Because Naboth refuses to forfeit his ancestral inheritance, King Ahab, sullen and resentful, turns his face to the wall. Depressed and weak, he falls upon his bed. Often, the prophets of God also endure a depressive spirit. Elijah, having summoned God to consume an offering in the presence of the prophets of Baal and Asherah, witnesses a devouring fire from heaven. God consumes the bull and the wood and stone, and licks up the water in the trench. Then, without divine command or invocation, Elijah forces 850 prophets down to the Wadi Kishon and murders them there. On one level, though disturbing and horrific, this is a great success.
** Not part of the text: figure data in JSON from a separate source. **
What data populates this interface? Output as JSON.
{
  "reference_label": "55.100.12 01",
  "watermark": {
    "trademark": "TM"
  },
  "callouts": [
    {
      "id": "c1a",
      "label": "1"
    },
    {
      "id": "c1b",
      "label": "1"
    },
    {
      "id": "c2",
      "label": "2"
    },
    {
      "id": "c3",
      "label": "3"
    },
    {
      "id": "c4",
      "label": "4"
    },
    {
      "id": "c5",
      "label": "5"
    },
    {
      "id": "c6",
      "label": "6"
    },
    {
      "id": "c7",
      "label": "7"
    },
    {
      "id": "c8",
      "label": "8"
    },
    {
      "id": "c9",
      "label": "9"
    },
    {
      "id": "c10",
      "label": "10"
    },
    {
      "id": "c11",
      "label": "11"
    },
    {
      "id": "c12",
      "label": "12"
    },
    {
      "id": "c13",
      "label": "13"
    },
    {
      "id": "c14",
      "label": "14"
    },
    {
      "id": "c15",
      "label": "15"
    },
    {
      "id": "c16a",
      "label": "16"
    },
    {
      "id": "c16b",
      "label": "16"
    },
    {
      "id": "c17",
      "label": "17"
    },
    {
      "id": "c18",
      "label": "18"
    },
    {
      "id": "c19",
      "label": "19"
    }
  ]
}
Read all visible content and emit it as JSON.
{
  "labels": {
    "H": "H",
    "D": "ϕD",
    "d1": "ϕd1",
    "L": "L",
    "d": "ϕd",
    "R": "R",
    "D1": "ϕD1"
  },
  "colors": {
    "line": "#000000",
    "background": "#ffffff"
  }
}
The prophet of God wins, apparently.
The story resumes, however, with Elijah running for his life. He is, as one scholarly update to the Latin Bible suggests, frantic and erratic. “Rising, he went out wherever his will carried him” (1 Kgs. 19:3; Württembergische Bibelanstalt Stuttgart, 1969). Afraid, running in panic, he finally stops in the wilderness, falls beside a solitary broom tree, and pleads for death. Twice he says to the voice of God, “I alone am left” (1 Kgs. 19:10, 14). He is cast down, disquieted, and mournful (Ps. 42-43). He feels an ancient question: “Why have you cast me off?” (Ps. 43:2).
Leaping ahead to our time, the mood is called depression, and it is nearly epidemic among Christian clergy and widespread in parishes. With fewer social props supporting a religious infrastructure, with a public mood cautious of clergy and Christian commitment generally, the tendency today is to assert religious conviction with a notable stridency, a bellicose certitude, the sound system set always to reverberate. This new conviction (intentionality) tries but fails to hide evidence of anxiety, depression, and anger. Again and again, one senses the claim, “I alone.”
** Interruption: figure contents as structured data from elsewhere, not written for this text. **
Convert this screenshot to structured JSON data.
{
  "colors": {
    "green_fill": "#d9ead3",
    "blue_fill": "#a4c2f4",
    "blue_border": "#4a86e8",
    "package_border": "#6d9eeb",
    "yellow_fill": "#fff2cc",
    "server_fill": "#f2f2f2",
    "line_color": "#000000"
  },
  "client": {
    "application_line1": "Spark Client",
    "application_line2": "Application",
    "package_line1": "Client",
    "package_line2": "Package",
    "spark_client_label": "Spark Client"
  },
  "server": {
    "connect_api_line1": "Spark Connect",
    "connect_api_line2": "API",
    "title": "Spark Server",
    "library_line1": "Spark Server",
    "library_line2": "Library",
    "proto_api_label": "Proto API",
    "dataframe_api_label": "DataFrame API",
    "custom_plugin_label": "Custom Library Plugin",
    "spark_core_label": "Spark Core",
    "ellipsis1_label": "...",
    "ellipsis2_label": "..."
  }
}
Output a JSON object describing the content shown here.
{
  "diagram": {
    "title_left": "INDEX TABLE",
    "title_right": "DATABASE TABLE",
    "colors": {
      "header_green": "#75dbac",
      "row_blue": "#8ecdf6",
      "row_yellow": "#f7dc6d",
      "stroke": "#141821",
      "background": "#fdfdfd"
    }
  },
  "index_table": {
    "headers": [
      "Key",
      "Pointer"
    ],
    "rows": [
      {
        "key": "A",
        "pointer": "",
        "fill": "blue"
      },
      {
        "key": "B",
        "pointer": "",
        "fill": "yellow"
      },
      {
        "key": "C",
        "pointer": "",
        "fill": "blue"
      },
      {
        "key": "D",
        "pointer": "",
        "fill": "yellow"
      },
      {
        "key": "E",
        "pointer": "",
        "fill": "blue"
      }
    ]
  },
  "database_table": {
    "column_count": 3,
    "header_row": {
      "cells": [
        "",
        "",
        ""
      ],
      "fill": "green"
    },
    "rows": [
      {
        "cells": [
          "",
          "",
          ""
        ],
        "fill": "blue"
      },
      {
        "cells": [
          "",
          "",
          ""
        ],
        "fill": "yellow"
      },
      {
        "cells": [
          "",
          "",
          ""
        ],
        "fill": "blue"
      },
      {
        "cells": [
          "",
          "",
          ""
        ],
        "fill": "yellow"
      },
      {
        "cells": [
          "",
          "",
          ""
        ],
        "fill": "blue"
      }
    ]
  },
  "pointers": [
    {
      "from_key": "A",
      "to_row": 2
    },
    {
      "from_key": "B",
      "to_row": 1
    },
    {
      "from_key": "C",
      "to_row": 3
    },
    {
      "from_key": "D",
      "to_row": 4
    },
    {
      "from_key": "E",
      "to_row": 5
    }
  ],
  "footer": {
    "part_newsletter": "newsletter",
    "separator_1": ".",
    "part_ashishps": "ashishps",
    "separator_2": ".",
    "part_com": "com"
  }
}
With this trial, there is a way out. The winds slice through the mountains and break the rocks, the earth trembles, and fire bursts forth, and yet the Lord is mute. Standing at the door of the cave, Elijah hears something like the whistle of thin air, the sound of a gentle quietness, the murmur of divine speech. There is no such thing as “sheer silence” (NRSV). The middle ear and other bones of the body continuously transmit vibration, even if only the body’s workings or the whisper of nature’s rest. Standing in the cleft of the rock, God comes and talks and consoles and strengthens. Whispering, God says, “Go, return on your way” (1 Kgs. 19:15). That is, God gives grace.
Try this purely passive exercise. “As many of you as were baptized into Christ have clothed yourselves with Christ” (Gal. 3:27). You belong to Christ and are heirs of the promise to Abraham. Abraham did not first make a promise to God, but God made a promise to Abraham. And the promise is sure. Do not move a muscle or agitate the will. Let promise and election do its hidden work. You did not choose Christ, but he chose you (John 15:16). One more exercise. Imagine that you have lost your mind, lost your way, and are wandering at the impulse of undirected emotion and thought. Who will save? At the sheer power of Christ’s healing love, the legions living in the Geresene demoniac plunged into the abyss. The man, once naked and living among tombs, is found clothed and in his right mind. He sits with Jesus. He just sits there clothed and well.